Many other T7-like phages have been isolated previously [15]. In a NCBI ‘blastn’ comparison, the genome sequences of 171 phages, including Yersinia phage vB_Ye nP_AP10, which is the most closely related to SRT7 (coverage, 53%; identity, 71%), and Escherichia phage T7 (coverage, 47%; identity, 74%), showed nucleotide sequence similarity to SRT7, indicating that phage SRT7 belongs to the T7-like phage cluster. The species demarcation criterion for phage is set at 95% identity at the nucleotide level [16], indicating that Escherichia phage SRT7 is a novel phage. Comparative genomic analysis also shows that there are differences in the gene arrangement of SRT7 and T7 [17] (Fig. 1). In 2014, Julianne H. Grose and Sherwood R. Casjens carried out a genomic comparison of tailed phages that infect Enterobacteriaceae hosts [18]. The T7-like phage cluster was divided into twelve subclusters (phages of eight subclusters, A, B, C, D, E, F, G and H, can infect Enterobacteriaceae hosts and four subclusters that infect hosts outside the family Enterobacteriaceae). The genome-wide phylogenetic tree of 171 phages and SRT7 showed that SRT7 does not belong to any of the existing T7-like subclusters (Fig. 2).
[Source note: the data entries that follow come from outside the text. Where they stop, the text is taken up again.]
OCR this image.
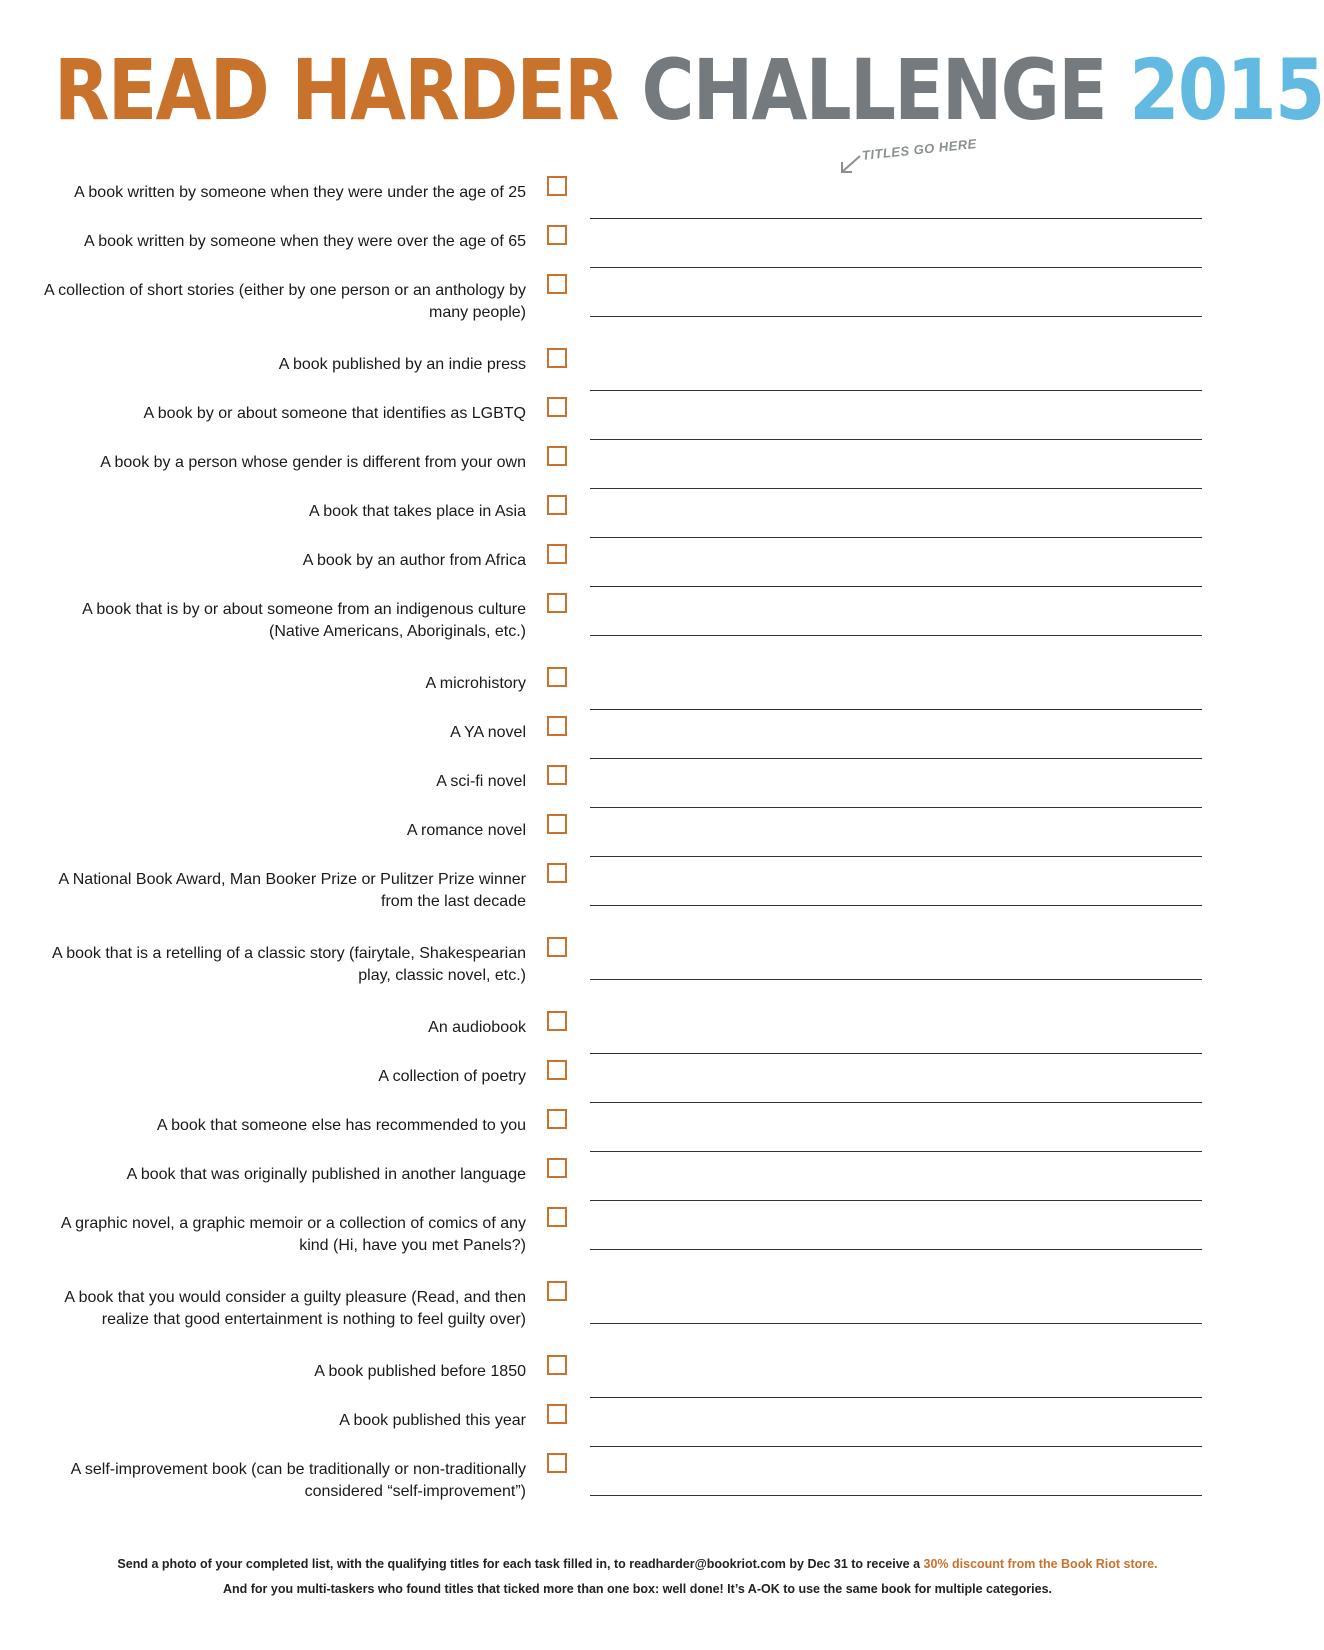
READ HARDER CHALLENGE 2015
TITLES GO HERE
A book written by someone when they were under the age of 25
A book written by someone when they were over the age of 65
A collection of short stories (either by one person or an anthology by many people)
A book published by an indie press
A book by or about someone that identifies as LGBTQ
A book by a person whose gender is different from your own
A book that takes place in Asia
A book by an author from Africa
A book that is by or about someone from an indigenous culture (Native Americans, Aboriginals, etc.)
A microhistory
A YA novel
A sci-fi novel
A romance novel
A National Book Award, Man Booker Prize or Pulitzer Prize winner from the last decade
A book that is a retelling of a classic story (fairytale, Shakespearian play, classic novel, etc.)
An audiobook
A collection of poetry
A book that someone else has recommended to you
A book that was originally published in another language
A graphic novel, a graphic memoir or a collection of comics of any kind (Hi, have you met Panels?)
A book that you would consider a guilty pleasure (Read, and then realize that good entertainment is nothing to feel guilty over)
A book published before 1850
A book published this year
A self-improvement book (can be traditionally or non-traditionally considered “self-improvement”)
Send a photo of your completed list, with the qualifying titles for each task filled in, to readharder@bookriot.com by Dec 31 to receive a 30% discount from the Book Riot store.
And for you multi-taskers who found titles that ticked more than one box: well done! It’s A-OK to use the same book for multiple categories.
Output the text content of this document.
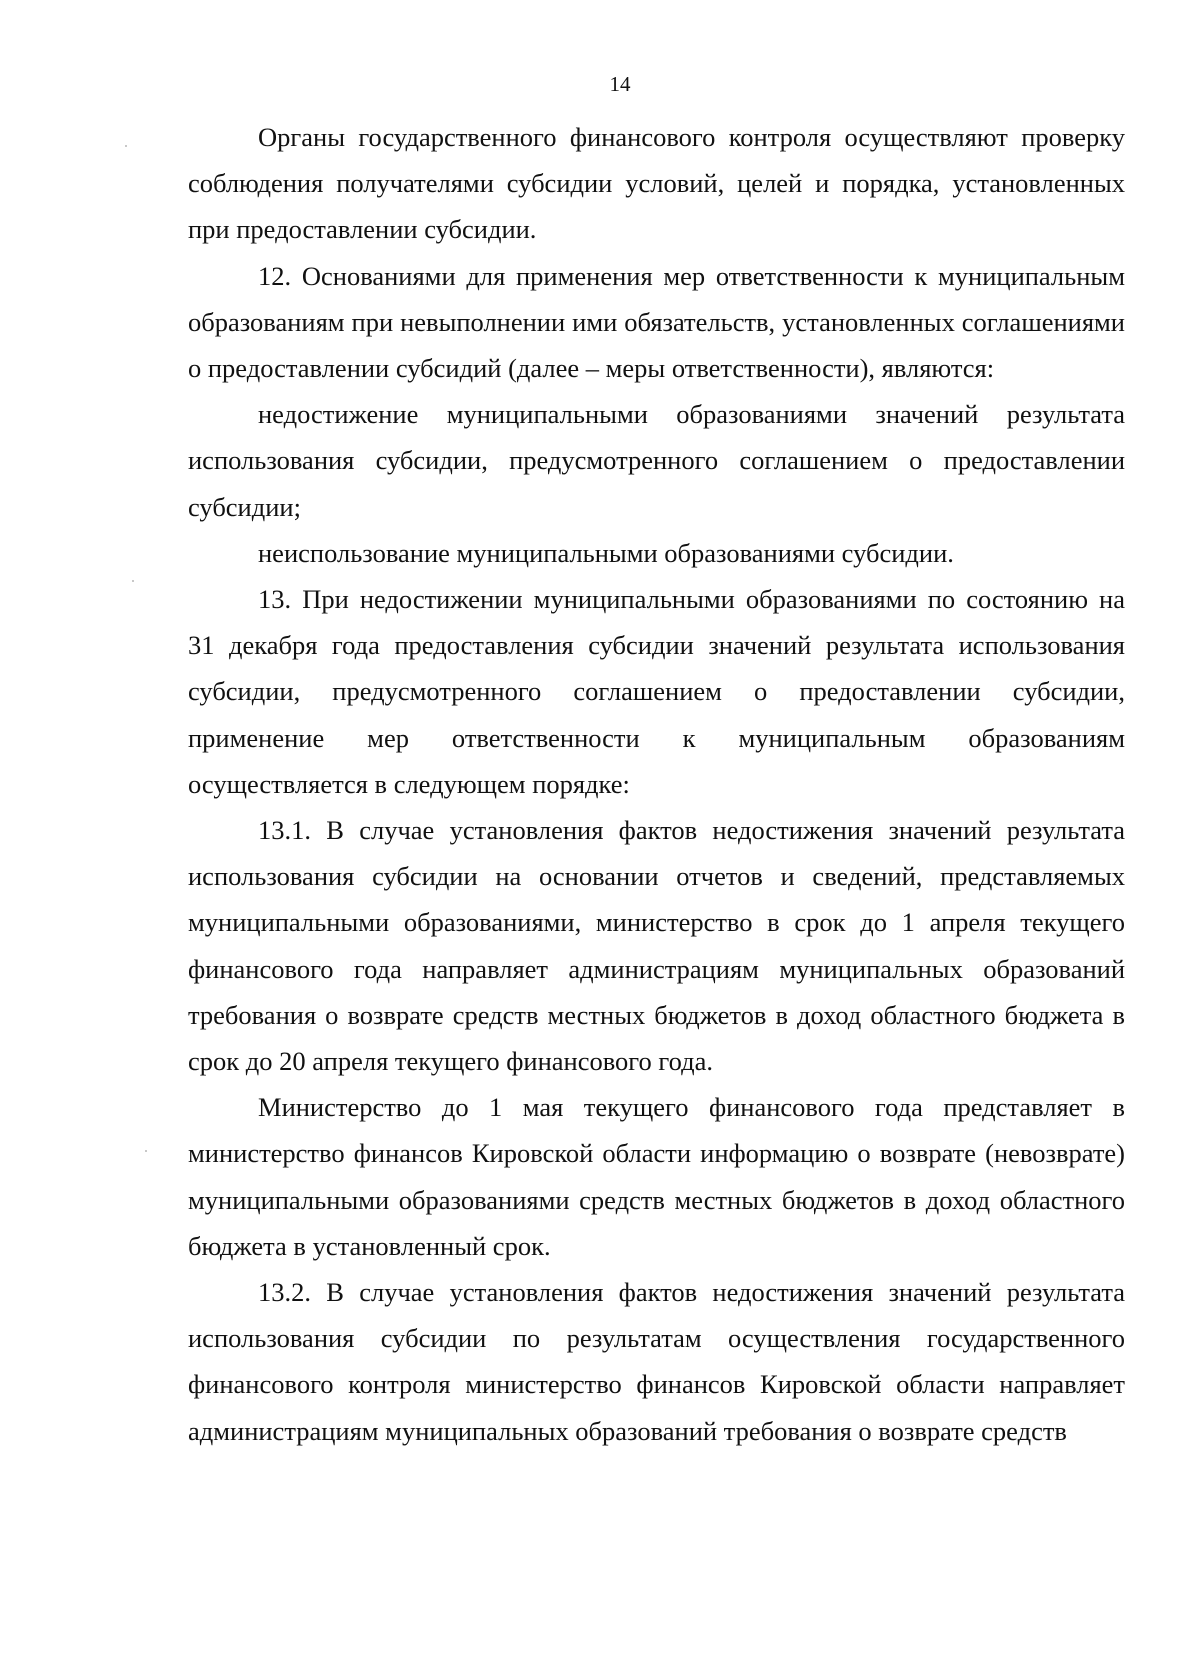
14

Органы государственного финансового контроля осуществляют проверку соблюдения получателями субсидии условий, целей и порядка, установленных при предоставлении субсидии.

12. Основаниями для применения мер ответственности к муниципальным образованиям при невыполнении ими обязательств, установленных соглашениями о предоставлении субсидий (далее – меры ответственности), являются:

недостижение муниципальными образованиями значений результата использования субсидии, предусмотренного соглашением о предоставлении субсидии;

неиспользование муниципальными образованиями субсидии.

13. При недостижении муниципальными образованиями по состоянию на 31 декабря года предоставления субсидии значений результата использования субсидии, предусмотренного соглашением о предоставлении субсидии, применение мер ответственности к муниципальным образованиям осуществляется в следующем порядке:

13.1. В случае установления фактов недостижения значений результата использования субсидии на основании отчетов и сведений, представляемых муниципальными образованиями, министерство в срок до 1 апреля текущего финансового года направляет администрациям муниципальных образований требования о возврате средств местных бюджетов в доход областного бюджета в срок до 20 апреля текущего финансового года.

Министерство до 1 мая текущего финансового года представляет в министерство финансов Кировской области информацию о возврате (невозврате) муниципальными образованиями средств местных бюджетов в доход областного бюджета в установленный срок.

13.2. В случае установления фактов недостижения значений результата использования субсидии по результатам осуществления государственного финансового контроля министерство финансов Кировской области направляет администрациям муниципальных образований требования о возврате средств
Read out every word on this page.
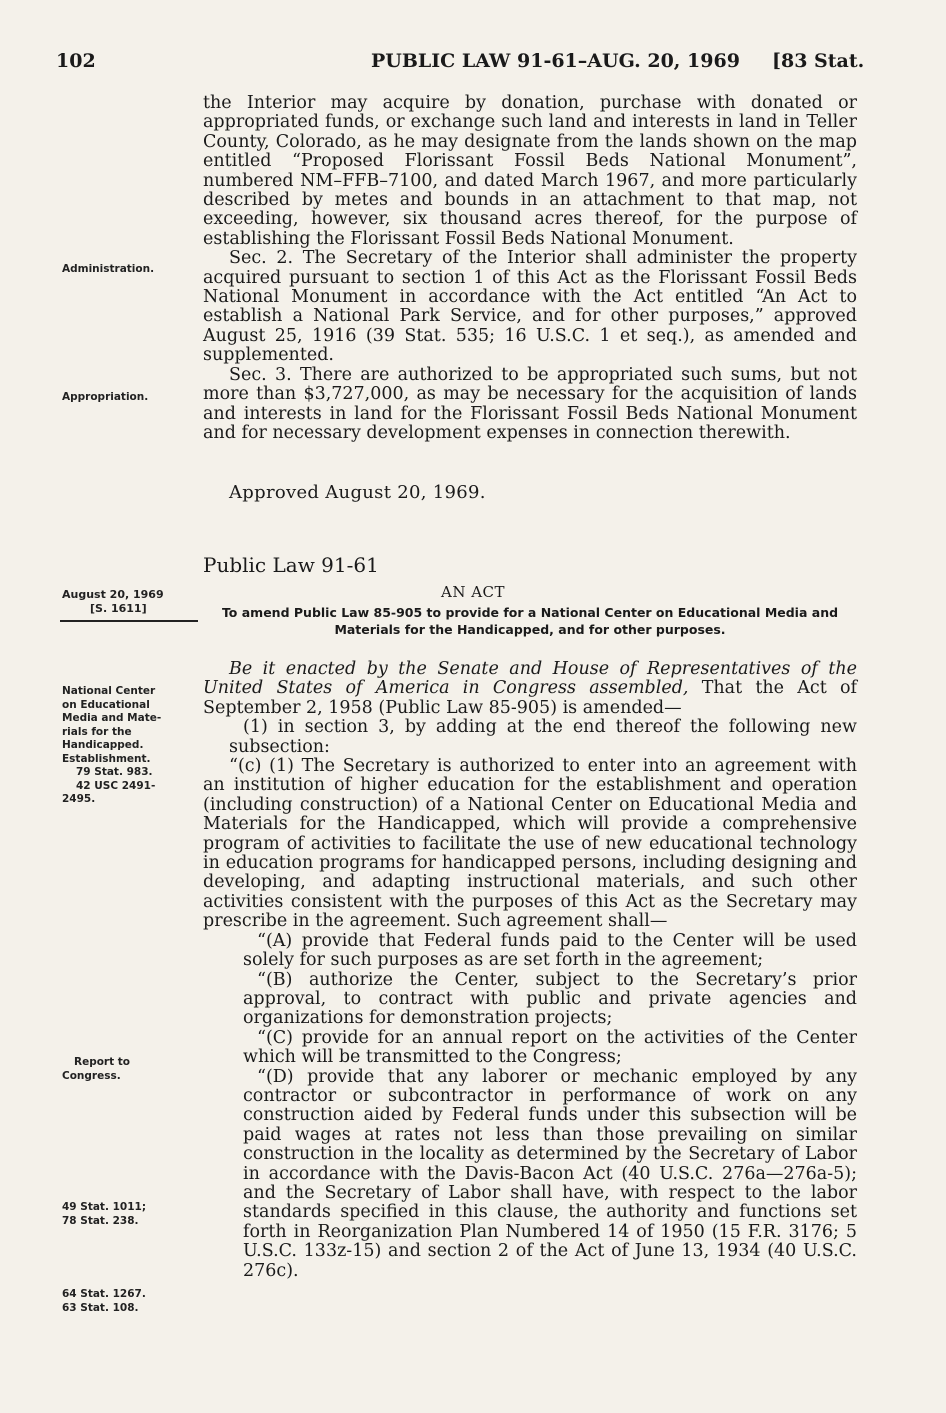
102	PUBLIC LAW 91-61–AUG. 20, 1969 [83 Stat.

the Interior may acquire by donation, purchase with donated or appropriated funds, or exchange such land and interests in land in Teller County, Colorado, as he may designate from the lands shown on the map entitled “Proposed Florissant Fossil Beds National Monument”, numbered NM–FFB–7100, and dated March 1967, and more particularly described by metes and bounds in an attachment to that map, not exceeding, however, six thousand acres thereof, for the purpose of establishing the Florissant Fossil Beds National Monument.

Sec. 2. The Secretary of the Interior shall administer the property acquired pursuant to section 1 of this Act as the Florissant Fossil Beds National Monument in accordance with the Act entitled “An Act to establish a National Park Service, and for other purposes,” approved August 25, 1916 (39 Stat. 535; 16 U.S.C. 1 et seq.), as amended and supplemented.

Sec. 3. There are authorized to be appropriated such sums, but not more than $3,727,000, as may be necessary for the acquisition of lands and interests in land for the Florissant Fossil Beds National Monument and for necessary development expenses in connection therewith.

Approved August 20, 1969.
Administration.
Appropriation.
Public Law 91-61
August 20, 1969
[S. 1611]
AN ACT
To amend Public Law 85-905 to provide for a National Center on Educational Media and Materials for the Handicapped, and for other purposes.

Be it enacted by the Senate and House of Representatives of the United States of America in Congress assembled, That the Act of September 2, 1958 (Public Law 85-905) is amended—

(1) in section 3, by adding at the end thereof the following new subsection:

“(c) (1) The Secretary is authorized to enter into an agreement with an institution of higher education for the establishment and operation (including construction) of a National Center on Educational Media and Materials for the Handicapped, which will provide a comprehensive program of activities to facilitate the use of new educational technology in education programs for handicapped persons, including designing and developing, and adapting instructional materials, and such other activities consistent with the purposes of this Act as the Secretary may prescribe in the agreement. Such agreement shall—

“(A) provide that Federal funds paid to the Center will be used solely for such purposes as are set forth in the agreement;

“(B) authorize the Center, subject to the Secretary’s prior approval, to contract with public and private agencies and organizations for demonstration projects;

“(C) provide for an annual report on the activities of the Center which will be transmitted to the Congress;

“(D) provide that any laborer or mechanic employed by any contractor or subcontractor in performance of work on any construction aided by Federal funds under this subsection will be paid wages at rates not less than those prevailing on similar construction in the locality as determined by the Secretary of Labor in accordance with the Davis-Bacon Act (40 U.S.C. 276a—276a-5); and the Secretary of Labor shall have, with respect to the labor standards specified in this clause, the authority and functions set forth in Reorganization Plan Numbered 14 of 1950 (15 F.R. 3176; 5 U.S.C. 133z-15) and section 2 of the Act of June 13, 1934 (40 U.S.C. 276c).

National Center
on Educational
Media and Mate-
rials for the
Handicapped.
Establishment.
79 Stat. 983.
42 USC 2491-
2495.
Report to
Congress.
49 Stat. 1011;
78 Stat. 238.
64 Stat. 1267.
63 Stat. 108.
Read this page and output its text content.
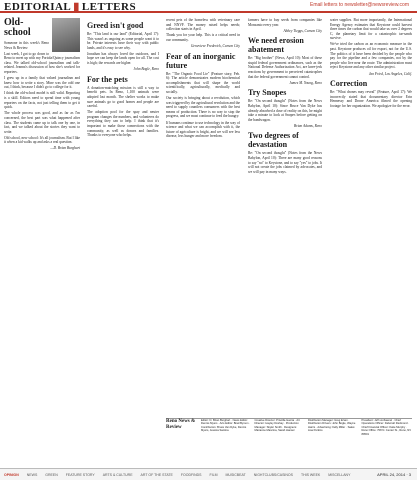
EDITORIAL ▮ LETTERS	Email letters to newsletter@newsreview.com
Old-school

Someone in this week's Reno News & Review

Last week, I got to go down to Reno to meet up with my Portola/Quincy journalism class. We talked old-school journalism and talk-related. Jeanna's discussion of how she's worked for reporters.

I grew up in a family that valued journalism and knew how to write a story. Mine was the odd one out, I think, because I didn't go to college for it.

I think the old-school model is still valid. Reporting is a skill. Editors need to spend time with young reporters on the facts, not just telling them to get it quick.

The whole process was good, and as far as I'm concerned, the best part was what happened after class. The students came up to talk one by one, in fact, and we talked about the stories they want to write.

Old school, new school: It's all journalism. But I like it when a kid walks up and asks a real question.

—D. Brian Burghart

Greed isn't good

Re: "This land is our land" (Editorial, April 17): This wasn't as ongoing as some people want it to be. Private interests have their way with public lands, and it's easy to see why.

Jonathan has always loved the outdoors, and I hope we can keep the lands open for all. The cost is high; the rewards are higher.

John Bogle, Reno

For the pets

A donation-matching mission is still a way to benefit pets. In Reno, 1,100 animals were adopted last month. The shelter works to make sure animals go to good homes and people are careful.

The adoption pool for the spay and neuter program changes the numbers, and volunteers do everything they can to help. I think that it's important to make those connections with the community, as well as donors and families. Thanks to everyone who helps.

recent pets of the homeless with veterinary care and NNVF. The money raised helps needs; collection starts in April.

Thank you for your help. This is a critical need in our community.

Genevieve Frederick, Carson City

Fear of an inorganic future

Re: "The Organic Food Lie" (Feature story, Feb. 6): The article demonstrates modern biochemical accomplishments that will shape the world scientifically, agriculturally, medically and socially.

Our society is bringing about a revolution, which was triggered by the agricultural revolution and the need to supply countless consumers with the best means of production. There is no way to stop the progress, and we must continue to feed the hungry.

If humans continue to use technology in the way of science and what we can accomplish with it, the future of agriculture is bright, and we will see less disease, less hunger and more freedom.

farmers have to buy seeds from companies like Monsanto every year.

Abbey Tieggs, Carson City

We need erosion abatement

Re: "Big brother" (News, April 10): Most of these stupid federal government ordinances, such as the National Defense Authorization Act, are knee-jerk reactions by government to perceived catastrophes that the federal government cannot control.

James M. Young, Reno

Try Snopes

Re: "On second thought" (Notes from the News Babylon, April 10): Since Bruce Van Dyke has already absorbed a dose of reality on this, he might take a minute to look at Snopes before getting on the bandwagon.

Brian Adams, Reno

Two degrees of devastation

Re: "On second thought" (Notes from the News Babylon, April 10): There are many good reasons to say "no" to Keystone, and to say "yes" to jobs. It will not create the jobs claimed by advocates, and we will pay in many ways.

water supplies. But more importantly, the International Energy Agency estimates that Keystone could harvest three times the carbon that would take us over 2 degrees C, the planetary limit for a catastrophic tar-sands survive.

We've tried the carbon as an economic measure in the past. Keystone produces oil for export, not for the U.S. The politics of it have been decided by the people who pay for the pipeline and a few companies, not by the people who live near the route. The administration must reject Keystone and any other similar project.

Jan Fried, Los Angeles, Calif.

Correction

Re: "What drones may reveal" (Feature, April 17): We incorrectly stated that documentary director Erin Hennessy and Drone America filmed the opening footage for her organization. We apologize for the error.

Reno News & Review
Editor: D. Brian Burghart · News Editor: Dennis Myers · Arts Editor: Brad Bynum · Contributors: Bruce Van Dyke, Dennis Myers, Jessica Santina
Creative Director: Priscilla Garcia · Art Director: Hayley Doshay · Production Manager: Skyler Smith · Designers: Marianne Mancina, Sarah Hansel
Distribution Manager: Greg Erwin · Distribution Drivers: John Bogle, Wayne Harris · Advertising: Kelly Miller · Sales: Lisa Perkins
President: Jeff vonKaenel · Chief Operations Officer: Deborah Redmond · Chief Financial Officer: Katie Murphy · Reno Office: 708 N. Center St., Reno, NV 89501
OPINION	NEWS	GREEN	FEATURE STORY	ARTS & CULTURE	ART OF THE STATE	FOODFINDS	FILM	MUSICBEAT	NIGHTCLUBS/CASINOS	THIS WEEK	MISCELLANY	APRIL 24, 2014 · 3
The results show that SRT7 is a novel phage and forms a novel singleton subcluster of the T7-like cluster.

Fig. 2
figure 2

Phylogenetic tree of SRT7 and 171 phages that have nucleotide sequence similarity to the SRT7 genome. T7-like I-subcluster phages can infect Vibrio; T7-like J-subcluster phages can infect Pseudomonas; T7-like K-subcluster phages can infect Ralstonia; phages of subclusters A, B, C, D, E, F, G and H can infect Enterobacteriaceae hosts

FormalPara Nucleotide sequence accession number

The GenBank accession number for Escherichia phage SRT7 is MH370477.